The Zabbix dashboard has emerged as a comprehensive tool, offering a differentiated approach through host groups. These groups categorize our hosts, differentiating between CPU compute nodes, GPU compute nodes, and infrastructure nodes, allowing tailored alerts based on node types.
Alerting and visualization
Our alerting strategy involves receiving email alerts only for significant disasters, a conscious effort to avoid alert fatigue. The presentation emphasizes the nuanced differences in monitoring compute nodes versus infrastructure nodes, focusing on availability and potential job performance issues for the former and services, memory, and memory leaks for the latter.
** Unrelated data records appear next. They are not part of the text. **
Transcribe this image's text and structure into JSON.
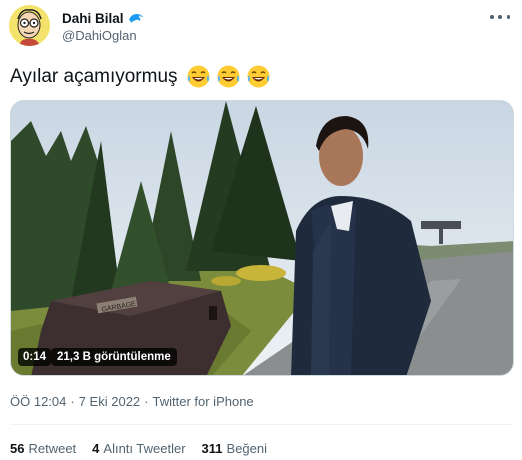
{
  "author": {
    "display_name": "Dahi Bilal",
    "handle": "@DahiOglan",
    "badge_icon": "dolphin-icon",
    "avatar_icon": "cartoon-avatar"
  },
  "tweet": {
    "text": "Ayılar açamıyormuş",
    "emojis": [
      "tears-of-joy-emoji",
      "tears-of-joy-emoji",
      "tears-of-joy-emoji"
    ]
  },
  "media": {
    "type": "video",
    "duration": "0:14",
    "views": "21,3 B görüntülenme",
    "bin_label": "GARBAGE"
  },
  "meta": {
    "time": "ÖÖ 12:04",
    "date": "7 Eki 2022",
    "separator": "·",
    "source": "Twitter for iPhone"
  },
  "stats": {
    "retweets_count": "56",
    "retweets_label": "Retweet",
    "quotes_count": "4",
    "quotes_label": "Alıntı Tweetler",
    "likes_count": "311",
    "likes_label": "Beğeni"
  },
  "colors": {
    "text_primary": "#0f1419",
    "text_secondary": "#536471",
    "divider": "#eff3f4",
    "badge_blue": "#1d9bf0"
  }
}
The power of visual representations is underscored, with the utilization of heat maps offering quick insights into the cluster’s performance.
In conclusion, our journey with Zabbix has not only delivered stability and automation but has also provided invaluable insights for optimizing resource utilization. I’d like to express my special appreciation for Andrei Vasilev, a member of our team whose efforts have been instrumental in making the transition to Zabbix.